Modernity is from Mars, and postmodernity from Venus. Alternatively martial and martian, the modern discipline has worshipped rigor and the future, building a mental landscape where ornament is a crime against efficacy and progress. Venereal or venusian for its part, postmodern complacency has replaced the norm with sensuality and mystery, manufacturing emotional objects all made up for seduction and magic. In the present time of the world, this overbearing and masculine modernity seems as stubborn and risky as the war strategists of the White House, more inclined to subdue by force than to convince by charm. But when the hierarchies crack under the subterranean clash of desires in conflict, only the feminine weapons of a persuasive postmodernity can mediate in the suicidal struggles of an untamed planet. The fiction of ornament so appears as an ambiguous apparel that wears away the edges of relentless identities.
Ornament plays a role that is not very different from that of hypocrisy or diplomatic protocol, urbanity or precaution in social intercourse, the cosmetics or the theater of encounter. Dissolving geometric force with rhythmic or conventional patterns, alleviating the offensive bareness of surfaces with textures and tremors, and illuminating the rigorist grisaille or the expeditive white with a chromatic tempest, architecture conceals its rough frankness, softens its rotund profile with a carnival dress, and finds in the gift of inebriation the kind tolerance with the truth of the other. This transit from a demanding Apollo to an exalted Dionysus is a risky path, forcing the architect to sin against reductive taste and to break the rules of stylistic anorexia; but it is also a road to sensory freedom which allows to move from intelligence to emotion, from abstract order to figurative fascination, from Doric modernity to Corinthian postmodernity.

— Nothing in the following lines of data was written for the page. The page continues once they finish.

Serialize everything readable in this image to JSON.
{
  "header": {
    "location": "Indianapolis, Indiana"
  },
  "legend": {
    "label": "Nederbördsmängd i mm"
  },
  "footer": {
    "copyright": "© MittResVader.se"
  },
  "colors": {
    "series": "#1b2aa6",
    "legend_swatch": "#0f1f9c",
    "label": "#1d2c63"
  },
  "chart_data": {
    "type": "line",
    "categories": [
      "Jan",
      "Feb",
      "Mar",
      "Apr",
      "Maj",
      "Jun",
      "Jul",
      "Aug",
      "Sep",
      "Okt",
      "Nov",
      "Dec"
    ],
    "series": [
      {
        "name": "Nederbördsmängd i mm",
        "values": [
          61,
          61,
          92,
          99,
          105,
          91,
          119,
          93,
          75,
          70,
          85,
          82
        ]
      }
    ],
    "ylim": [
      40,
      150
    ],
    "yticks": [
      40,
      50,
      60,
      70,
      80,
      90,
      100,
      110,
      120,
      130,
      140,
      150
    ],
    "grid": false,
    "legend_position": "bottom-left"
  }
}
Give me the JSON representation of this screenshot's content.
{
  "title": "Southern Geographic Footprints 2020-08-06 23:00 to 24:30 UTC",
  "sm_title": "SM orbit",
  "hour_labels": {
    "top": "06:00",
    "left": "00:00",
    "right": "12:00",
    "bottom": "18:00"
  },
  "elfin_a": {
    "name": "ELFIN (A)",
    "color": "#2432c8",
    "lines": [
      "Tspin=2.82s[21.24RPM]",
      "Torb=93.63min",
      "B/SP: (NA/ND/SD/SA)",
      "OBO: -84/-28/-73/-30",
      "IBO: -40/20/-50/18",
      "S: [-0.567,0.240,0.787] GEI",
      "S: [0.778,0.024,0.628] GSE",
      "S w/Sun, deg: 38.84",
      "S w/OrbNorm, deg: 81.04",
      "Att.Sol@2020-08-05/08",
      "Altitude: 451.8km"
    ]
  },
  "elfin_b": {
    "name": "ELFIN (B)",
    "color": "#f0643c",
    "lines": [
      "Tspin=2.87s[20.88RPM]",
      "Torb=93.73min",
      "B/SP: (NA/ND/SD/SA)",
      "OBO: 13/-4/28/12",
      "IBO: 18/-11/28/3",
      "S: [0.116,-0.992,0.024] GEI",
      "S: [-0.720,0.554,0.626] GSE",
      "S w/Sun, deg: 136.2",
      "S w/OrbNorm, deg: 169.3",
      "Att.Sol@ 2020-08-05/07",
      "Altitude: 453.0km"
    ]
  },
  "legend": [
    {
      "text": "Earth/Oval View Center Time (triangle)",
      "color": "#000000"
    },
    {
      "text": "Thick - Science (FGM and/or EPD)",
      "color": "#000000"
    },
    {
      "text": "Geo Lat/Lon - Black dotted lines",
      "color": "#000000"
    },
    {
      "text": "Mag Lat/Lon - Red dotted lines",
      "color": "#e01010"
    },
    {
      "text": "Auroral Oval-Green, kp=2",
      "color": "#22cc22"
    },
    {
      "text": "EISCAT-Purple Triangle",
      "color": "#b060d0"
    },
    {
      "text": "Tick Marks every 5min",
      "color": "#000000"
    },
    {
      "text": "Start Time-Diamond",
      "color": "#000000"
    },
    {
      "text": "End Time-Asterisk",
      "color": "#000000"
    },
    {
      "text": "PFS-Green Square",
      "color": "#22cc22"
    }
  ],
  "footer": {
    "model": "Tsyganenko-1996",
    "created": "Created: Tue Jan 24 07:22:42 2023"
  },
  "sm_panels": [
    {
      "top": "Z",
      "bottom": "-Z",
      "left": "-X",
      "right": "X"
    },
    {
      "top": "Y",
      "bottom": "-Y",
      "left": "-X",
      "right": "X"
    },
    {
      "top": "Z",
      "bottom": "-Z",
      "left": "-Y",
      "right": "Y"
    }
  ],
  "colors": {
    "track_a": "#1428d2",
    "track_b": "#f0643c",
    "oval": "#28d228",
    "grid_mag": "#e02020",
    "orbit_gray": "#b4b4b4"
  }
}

It will be said that ornament is accessory, and this cannot be denied; but in the libidinal economy nothing is more essential than the superfluous. It will be said that ornament is superficial, and again this will have to be admitted; but in the geography of seduction nothing is deeper than the skin. And it will be said that ornament is ephemeral, and one more time this will need to be acknowledged; but in the history of perception nothing lasts longer than fleeting motifs, tenacious inhabitants of circular time. The ‘degenerate architecture’ of ornament needs not apologize for its guilty beauty; that entartete Bau is not a crime, but a disorder: a figure embarrassedly attired for minimalist moderation, but ‘dressed to kill’ in a feminine way, combining suggestiveness and attraction; on the opposite end to the masculine dressed to kill, unfortunately too literal in those expeditionary troops to the Gulf that these days colonize screens and gazes, and before which our mild ornamental disorders fade away.